The good thing is that they are starting with models pre-trained on text, images, maybe videos. Before you start training your specific task, the AI ​​​​already understands what a teapot is, what water is, maybe you want to fill the teapot with water. So when training your work, it doesn’t need to start with “let me figure out what geometry is”. It might start with, “I see, we’re passing the teapot around” – which, strangely enough, works.
How did you think about the “Olympic” tasks?
So part of it was a challenge and part of it was a prediction. I tried to think of the next set of things that we can’t do now and that someone will be able to do soon.
Humans rely on touch to perform tasks such as finding keys in their pockets. How can we avoid this in robotics?
This is a very good question that we don’t know the answer to yet. Touch technology is much worse, more expensive, fragile and far behind cameras. Cameras, we have been working for a long time.
The big question is, are the cameras enough? Both Physical Intelligence and Sunday Robotics (which completed the bronze-medal task). rolling matching socks) bet that having a camera on the wrist, very close to the fingers, gives you the power to see how everything is being destroyed. When the robot grabs something, it sees that the fingers have some rubber that deflects; The object is deflected, and it exerts forces from it. When applying peanut butter to bread, the robot watches the knife move down and crush the bread and gauges the strength from that. It works much better than I expected.
What about security?
The energy required to remain balanced is often quite high. If a robot is falling, it’s a very fast, hard acceleration to get the legs forward in time. Your system would have to inject a lot of energy into the world – and that’s unsafe.

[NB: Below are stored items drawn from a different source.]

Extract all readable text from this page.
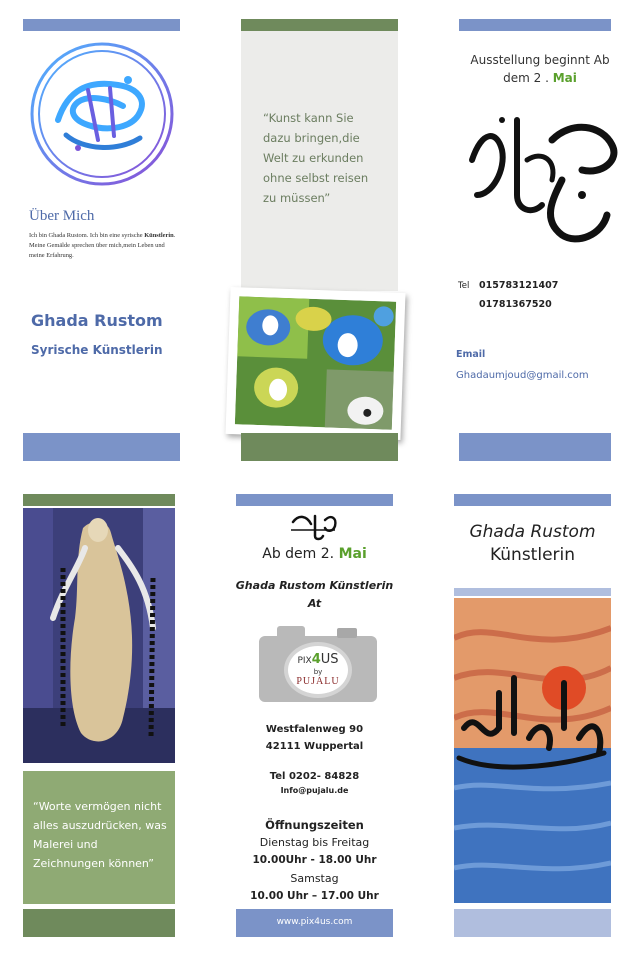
Über Mich
Ich bin Ghada Rustom. Ich bin eine syrische Künstlerin. Meine Gemälde sprechen über mich,mein Leben und meine Erfahrung.
Ghada Rustom
Syrische Künstlerin
“Kunst kann Sie dazu bringen,die Welt zu erkunden ohne selbst reisen zu müssen”
Ausstellung beginnt Ab
dem 2 . Mai
Tel 015783121407
01781367520
Email
Ghadaumjoud@gmail.com
“Worte vermögen nicht alles auszudrücken, was Malerei und Zeichnungen können”
Ab dem 2. Mai
Ghada Rustom Künstlerin
At
PIX4US
by
PUJALU
Westfalenweg 90
42111 Wuppertal
Tel 0202- 84828
Info@pujalu.de
Öffnungszeiten
Dienstag bis Freitag
10.00Uhr - 18.00 Uhr
Samstag
10.00 Uhr – 17.00 Uhr
www.pix4us.com
Ghada Rustom
Künstlerin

I’m a big fan of the Centaur robot – mobile wheel base with arms and head. For safety’s sake, this is an easy way to get there quickly. If a humanoid loses power, it will fall down. It seems the general plan is to make a robot so incredibly valuable that we as a society create a new safety class for it – like bicycles and cars. They are dangerous but so valuable that we tolerate the risk.
Have these results changed your timeline?
I thought home robots were at least 15 years away. Now I think of at least six. The difference is that I thought it would take a long time for humans to do anything useful in space, even as a demo, that it was plausible.
But roboticists have seen again and again that there’s a long road between “this worked in a lab and I got a video” and “I can sell a product.” Waymo driving on the roads in 2009; I couldn’t buy a ride until 2024. It takes a long time to gain credibility.
What is the biggest hurdle remaining?
Reliability and Security – The content displayed by Physical Intelligence is incredibly impressive, but if you put it on a different table with different lighting and use a different sock, it may not work. Each step toward generalization appears to take orders of magnitude more data, turning days of data collection into weeks or months.